De quoi s'agit-il ?

La maladie d'Aujeszky, aussi appelée pseudorage, est due à un virus de la famille des herpèsvirus. Le porc en est le réservoir : il peut être infecté sans toujours montrer de signes graves, mais héberge et diffuse le virus. Chez d'autres animaux, comme les chiens, les chats ou le bétail, l'infection est en revanche presque toujours mortelle, avec des signes nerveux et de fortes démangeaisons.

Il s'agit d'un sujet de santé animale et d'élevage porcin, avec un enjeu particulier pour les carnivores domestiques exposés. Pour tout ce qui concerne les animaux, le Vétérinaire est l'interlocuteur adapté. Malgré son ancien nom de « pseudorage », cette maladie ne concerne pas la santé humaine.

Bon à savoir

Quelques repères utiles :

  • ce sujet concerne la santé des porcs et des carnivores domestiques exposés ;
  • chez un chien ou un chat, des démangeaisons intenses et des signes nerveux après consommation de viande de porc crue imposent de consulter un vétérinaire en urgence ;
  • ne donnez pas de viande de porc crue ou de déchets de porc crus à vos animaux ;
  • cette maladie ne présente pas de risque pour la santé humaine.

Quels animaux sont concernés ?

Le porc, domestique ou sauvage (sanglier), est le principal concerné et sert de réservoir. Les chiens, les chats et le bétail peuvent être contaminés de façon accidentelle, avec une évolution presque toujours fatale. Les carnivores se contaminent surtout en consommant de la viande ou des abats de porc crus infectés.

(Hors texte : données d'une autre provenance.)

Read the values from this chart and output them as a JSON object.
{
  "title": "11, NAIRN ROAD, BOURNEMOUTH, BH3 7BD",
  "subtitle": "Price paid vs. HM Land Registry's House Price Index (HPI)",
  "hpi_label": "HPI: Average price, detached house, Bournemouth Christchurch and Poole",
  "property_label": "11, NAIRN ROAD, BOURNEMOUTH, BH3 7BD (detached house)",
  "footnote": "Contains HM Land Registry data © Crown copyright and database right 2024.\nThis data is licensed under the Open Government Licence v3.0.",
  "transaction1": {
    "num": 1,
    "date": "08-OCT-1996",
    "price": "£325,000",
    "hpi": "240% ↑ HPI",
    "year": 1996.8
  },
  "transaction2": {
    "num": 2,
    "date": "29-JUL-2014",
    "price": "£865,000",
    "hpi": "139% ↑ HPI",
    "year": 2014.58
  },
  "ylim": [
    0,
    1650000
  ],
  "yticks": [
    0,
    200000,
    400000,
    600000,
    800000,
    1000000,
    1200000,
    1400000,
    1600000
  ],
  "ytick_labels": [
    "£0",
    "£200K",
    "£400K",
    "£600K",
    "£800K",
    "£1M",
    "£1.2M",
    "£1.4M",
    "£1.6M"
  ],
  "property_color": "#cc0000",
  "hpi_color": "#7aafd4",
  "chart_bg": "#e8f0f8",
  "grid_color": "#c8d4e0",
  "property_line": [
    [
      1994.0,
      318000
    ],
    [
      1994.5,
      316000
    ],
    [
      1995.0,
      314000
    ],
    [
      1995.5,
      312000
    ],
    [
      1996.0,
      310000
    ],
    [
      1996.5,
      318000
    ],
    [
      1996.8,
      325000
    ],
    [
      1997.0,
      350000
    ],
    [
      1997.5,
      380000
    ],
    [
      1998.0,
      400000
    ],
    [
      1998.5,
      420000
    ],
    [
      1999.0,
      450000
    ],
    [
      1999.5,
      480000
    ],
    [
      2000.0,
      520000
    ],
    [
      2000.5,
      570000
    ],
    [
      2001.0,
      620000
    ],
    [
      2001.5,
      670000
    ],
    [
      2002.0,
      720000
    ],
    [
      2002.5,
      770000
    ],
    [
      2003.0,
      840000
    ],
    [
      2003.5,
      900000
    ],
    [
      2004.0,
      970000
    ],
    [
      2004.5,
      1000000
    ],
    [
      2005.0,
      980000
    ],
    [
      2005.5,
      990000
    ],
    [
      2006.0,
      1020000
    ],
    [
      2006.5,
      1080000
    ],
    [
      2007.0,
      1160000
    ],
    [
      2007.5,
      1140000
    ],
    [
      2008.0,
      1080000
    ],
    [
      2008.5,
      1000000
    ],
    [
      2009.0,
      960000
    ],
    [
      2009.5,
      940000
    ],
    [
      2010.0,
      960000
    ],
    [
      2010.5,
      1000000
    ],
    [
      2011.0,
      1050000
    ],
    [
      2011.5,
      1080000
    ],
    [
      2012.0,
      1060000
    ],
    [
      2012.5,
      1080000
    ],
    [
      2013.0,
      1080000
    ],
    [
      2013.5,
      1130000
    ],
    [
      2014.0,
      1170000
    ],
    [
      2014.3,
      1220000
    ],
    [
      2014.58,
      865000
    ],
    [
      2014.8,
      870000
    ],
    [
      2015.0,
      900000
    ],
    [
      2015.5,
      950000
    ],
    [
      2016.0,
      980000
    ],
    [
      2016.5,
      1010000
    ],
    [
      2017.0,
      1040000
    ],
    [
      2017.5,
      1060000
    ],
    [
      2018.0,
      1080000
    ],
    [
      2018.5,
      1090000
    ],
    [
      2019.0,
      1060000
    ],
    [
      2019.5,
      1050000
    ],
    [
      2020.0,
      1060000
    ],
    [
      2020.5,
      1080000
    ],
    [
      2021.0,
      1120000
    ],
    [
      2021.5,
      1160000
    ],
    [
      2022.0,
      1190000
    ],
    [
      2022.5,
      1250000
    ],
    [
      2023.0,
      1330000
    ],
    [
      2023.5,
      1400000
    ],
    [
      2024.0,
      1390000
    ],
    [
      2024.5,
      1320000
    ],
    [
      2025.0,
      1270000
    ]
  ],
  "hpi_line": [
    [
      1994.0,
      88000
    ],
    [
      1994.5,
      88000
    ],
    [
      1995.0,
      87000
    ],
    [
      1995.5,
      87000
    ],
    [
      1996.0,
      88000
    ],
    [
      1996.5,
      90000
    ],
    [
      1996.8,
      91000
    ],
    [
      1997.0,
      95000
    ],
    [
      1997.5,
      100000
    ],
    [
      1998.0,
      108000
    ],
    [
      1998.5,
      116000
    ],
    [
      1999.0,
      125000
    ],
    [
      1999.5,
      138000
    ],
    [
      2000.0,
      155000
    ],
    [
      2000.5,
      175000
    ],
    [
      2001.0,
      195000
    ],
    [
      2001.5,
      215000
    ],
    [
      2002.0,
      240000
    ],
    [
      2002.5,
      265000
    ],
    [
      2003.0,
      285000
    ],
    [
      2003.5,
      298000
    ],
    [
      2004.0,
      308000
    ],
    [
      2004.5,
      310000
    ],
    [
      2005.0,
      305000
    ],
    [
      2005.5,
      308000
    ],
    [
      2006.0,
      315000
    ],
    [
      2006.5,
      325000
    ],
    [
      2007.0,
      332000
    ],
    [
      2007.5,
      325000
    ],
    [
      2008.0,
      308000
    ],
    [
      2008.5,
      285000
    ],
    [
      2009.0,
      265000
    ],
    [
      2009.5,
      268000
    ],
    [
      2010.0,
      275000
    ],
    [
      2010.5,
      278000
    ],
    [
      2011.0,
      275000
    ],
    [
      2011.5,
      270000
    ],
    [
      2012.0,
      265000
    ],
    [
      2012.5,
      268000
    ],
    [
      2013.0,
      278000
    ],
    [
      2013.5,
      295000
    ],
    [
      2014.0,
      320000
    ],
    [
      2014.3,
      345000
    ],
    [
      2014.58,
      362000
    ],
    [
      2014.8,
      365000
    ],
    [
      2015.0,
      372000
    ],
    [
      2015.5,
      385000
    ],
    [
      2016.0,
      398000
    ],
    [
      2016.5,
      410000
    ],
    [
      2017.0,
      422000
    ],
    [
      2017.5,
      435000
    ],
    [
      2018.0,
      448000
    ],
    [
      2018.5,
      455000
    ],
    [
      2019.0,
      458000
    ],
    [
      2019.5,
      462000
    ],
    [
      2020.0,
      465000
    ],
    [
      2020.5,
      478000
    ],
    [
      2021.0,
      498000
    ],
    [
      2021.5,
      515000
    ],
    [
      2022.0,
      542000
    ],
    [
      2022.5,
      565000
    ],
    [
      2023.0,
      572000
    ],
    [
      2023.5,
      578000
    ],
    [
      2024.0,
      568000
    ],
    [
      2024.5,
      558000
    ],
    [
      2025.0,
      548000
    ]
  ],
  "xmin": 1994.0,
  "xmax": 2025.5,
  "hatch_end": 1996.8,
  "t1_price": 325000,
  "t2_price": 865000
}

Les élevages porcins non protégés et les animaux ayant accès à de la viande de porc crue sont les plus exposés. Les chiens de chasse en contact avec des sangliers représentent une situation à risque particulière.

Comment se transmet-elle ?

Chez le porc, le virus se transmet par contact direct, par les sécrétions et par voie respiratoire. Chez les autres animaux, la contamination se fait surtout par l'ingestion de viande ou d'abats de porc crus infectés, plus rarement par contact étroit avec des porcs malades.

Le virus peut persister dans la viande crue. C'est pourquoi il ne faut jamais donner de viande de porc crue ou de déchets d'abattage crus aux chiens, aux chats ou à d'autres animaux. La maîtrise dans les élevages porcins repose sur la biosécurité et, selon les contextes, la vaccination.

Quelle prise en charge ?

La conduite est définie par le vétérinaire.

  • Diagnostic : confirmé par des analyses de laboratoire.
  • Chez le porc : gestion sanitaire de l'élevage, biosécurité et, selon les contextes, vaccination.
  • Chez les carnivores : il n'existe pas de traitement efficace une fois la maladie déclarée ; la prévention est donc essentielle.

La priorité est la prévention : ne pas exposer les chiens et les chats à de la viande de porc crue, et sécuriser les élevages porcins.

Y a-t-il un risque pour l'humain ?

Non : la maladie d'Aujeszky est une maladie des animaux, sans conséquence pour la santé humaine. Malgré son ancien nom de « pseudorage », le virus n'infecte pas l'être humain. Les gestes d'hygiène habituels lors de la manipulation des animaux et de la viande restent recommandés, mais il ne s'agit pas d'un risque pour les personnes. Le sujet relève de la santé animale.

Comment cela évolue-t-il chez les animaux ?

Chez le porc, l'évolution est variable : formes graves chez les jeunes, portage plus discret chez les adultes. Chez les chiens, les chats et le bétail, l'évolution est presque toujours rapide et fatale une fois les signes apparus. Cette gravité chez les carnivores rend la prévention primordiale. Dans les élevages porcins, la biosécurité et la vaccination permettent de maîtriser la maladie.

Quel professionnel consulter ?

  • Vétérinaire : interlocuteur de référence pour le diagnostic, la prévention, la vaccination des porcs et la gestion des animaux exposés.

Repères pour les propriétaires et éleveurs

Ne donnez jamais de viande de porc crue ou de déchets d'abattage crus à vos chiens, chats ou autres animaux. En élevage porcin, appliquez une bonne biosécurité et suivez les conseils de vaccination du vétérinaire. Chez un carnivore présentant des démangeaisons intenses et des signes nerveux, consultez en urgence.